I recently decided to start writing regularly and publishing what I write on this blog, Musings. While I mostly write for my contentment—to allow myself to think about a topic, research, and form a meaningful thought about it, I’d also like to know if others are reading what I put out and what posts and topics have the most views.

Most people would end up integrating a popular option like Google Analytics, Mixpanel, or similar. I have a huge problem with these as they are heavy and not very privacy-friendly. If I invite Google to a site like mine, I also give Google information on what my audience are reading. Since Google can track users across sites, they would use this information to target my audience with more personalized ads. I don’t want to get into this topic any deeper in this post, but this makes the case for a privacy-friendly analysis tool.

Previous Solution: Reasoning

In the past, in an earlier version of my blog where I had coded the entire thing using bare HTML and CSS, I developed a bare-bones analysis service on AWS using API Gateway, Lambda, and DynamoDB and called it Reasoning. It did not have a dashboard to view page counts and other insights, but a CLI tool to fetch this from my service and show different insights on blog posts views and popularity, filtered within in a time range. This was working great, but eventually work caught up, I wasn’t writing very much anymore, and I couldn’t maintain Reasoning.

I called it ‘Reasoning’ because most other commercial services used the term ‘analytics’ or ’telemetry’, and as a user of Pi-Hole, I had regex matched such terms into a custom blocklist on my home network (and eventually on NextDNS). I wanted my service to use another terminology as it was very privacy-conscious.

When I got back to actively writing in 2023, I realized this: as fulfilling as it is to code the entire blog site and the analytics service from scratch, I was spending a non-insignificant amount of time to get a new post out. I wanted to mainly concentrate on my writing this time around.
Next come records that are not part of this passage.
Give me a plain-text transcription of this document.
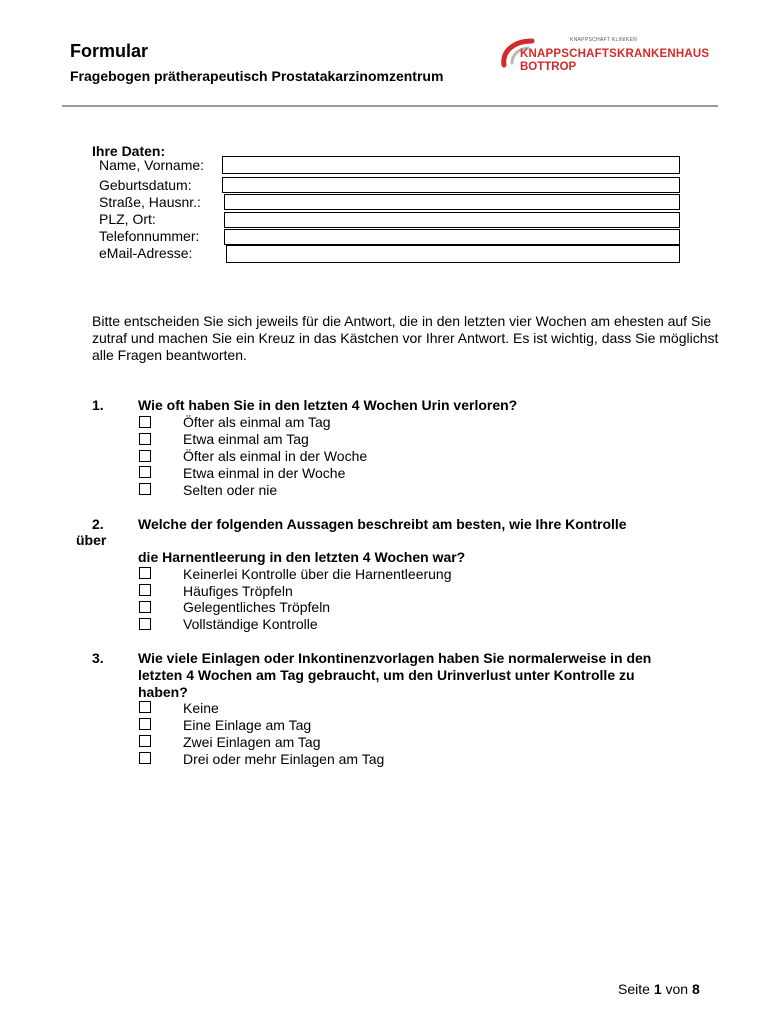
Formular
Fragebogen prätherapeutisch Prostatakarzinomzentrum
KNAPPSCHAFT KLINIKEN
KNAPPSCHAFTSKRANKENHAUS
BOTTROP
Ihre Daten:
Name, Vorname:
Geburtsdatum:
Straße, Hausnr.:
PLZ, Ort:
Telefonnummer:
eMail-Adresse:
Bitte entscheiden Sie sich jeweils für die Antwort, die in den letzten vier Wochen am ehesten auf Sie zutraf und machen Sie ein Kreuz in das Kästchen vor Ihrer Antwort. Es ist wichtig, dass Sie möglichst alle Fragen beantworten.
1. Wie oft haben Sie in den letzten 4 Wochen Urin verloren?
Öfter als einmal am Tag
Etwa einmal am Tag
Öfter als einmal in der Woche
Etwa einmal in der Woche
Selten oder nie
2. Welche der folgenden Aussagen beschreibt am besten, wie Ihre Kontrolle
über
die Harnentleerung in den letzten 4 Wochen war?
Keinerlei Kontrolle über die Harnentleerung
Häufiges Tröpfeln
Gelegentliches Tröpfeln
Vollständige Kontrolle
3. Wie viele Einlagen oder Inkontinenzvorlagen haben Sie normalerweise in den
letzten 4 Wochen am Tag gebraucht, um den Urinverlust unter Kontrolle zu
haben?
Keine
Eine Einlage am Tag
Zwei Einlagen am Tag
Drei oder mehr Einlagen am Tag
Seite 1 von 8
I have since revamped my entire blog. It now uses Hugo. Read more about it in Musings—My New Blog Site.

Sometime in the last 4–5 years, when Reasoning was being used on my blog, Telemetry Deck came out as a privacy-friendly alternative to all other analytics services out there. Initially, it was a service only for iOS apps, since I make and maintain a few of those myself, I started using them for my apps Cacti and Dialogue. It quickly became a solid and straight forward service. The people who developed and maintain the service are quite responsive and active on Slack and engage with the developer community. The measures they have taken to ensure the privacy of the users/audience of my apps were quite strong.

During my current research for privacy-friendly analytics services, and having found a few strong contenders, I wanted to check if Telemetry Deck had an option for web yet. To my amusement, they did! I quickly integrated that in my Hugo site. It took me less than an hour to set it up and test it. Took me 20 more minutes to configure my Hugo config file and page head to send different signals for development and production modes and to test all this.

This has been working quite well. I get to see which page/post has been viewed how many times, I can see this info on different time scales—day, week, month, etc. I also get a dashboard with charts instead of using CLI like I used to with Reasoning.

How Private is Telemetry Deck?

I cannot speak with absolute certainty about a service I don’t fully control. But, I believe Telemetry Deck is good on their word.

Firstly, Musings does not use cookies to track a user. Telemetry Deck also doesn’t. This means, I cannot truly count unique users to my site—I am okay with losing that insight for a huge gain in my audience’s privacy.

Telemetry Deck does not just pseudonymize identifier data, they anonymize it. This means, a user cannot be identified by stitching or reconstructing other data sources. On top of this, from Musings, I do not send any user identifier—I don’t have any to send. If you check the page source of any Musings’ pages, in the <head> section, you will find a <script> tag where Telemetry Deck is being configured. Here, I send anonymous under the user tag. On Telemetry Deck, I won’t be able to dig in and see activity per user. I can only view what my audience did, at large, all flattened together. Basically, I only get counts. Read more here. You may also check Telemetry Deck’s code to verify their claims yourself.

Telemetry Deck does not store events with minute or second granularity, all events are stored against the hour of each day. This further reduces what may be identified from the data on Telemetry Deck. This makes the insights I gather on Musings very private, anonymized, and ethical.

Due to all this, this site is beyond GDPR-compliant. We do not track or are even aware of user identities. There’s no need for a tracking consent banner.

You are not being identified or tracked by using this site.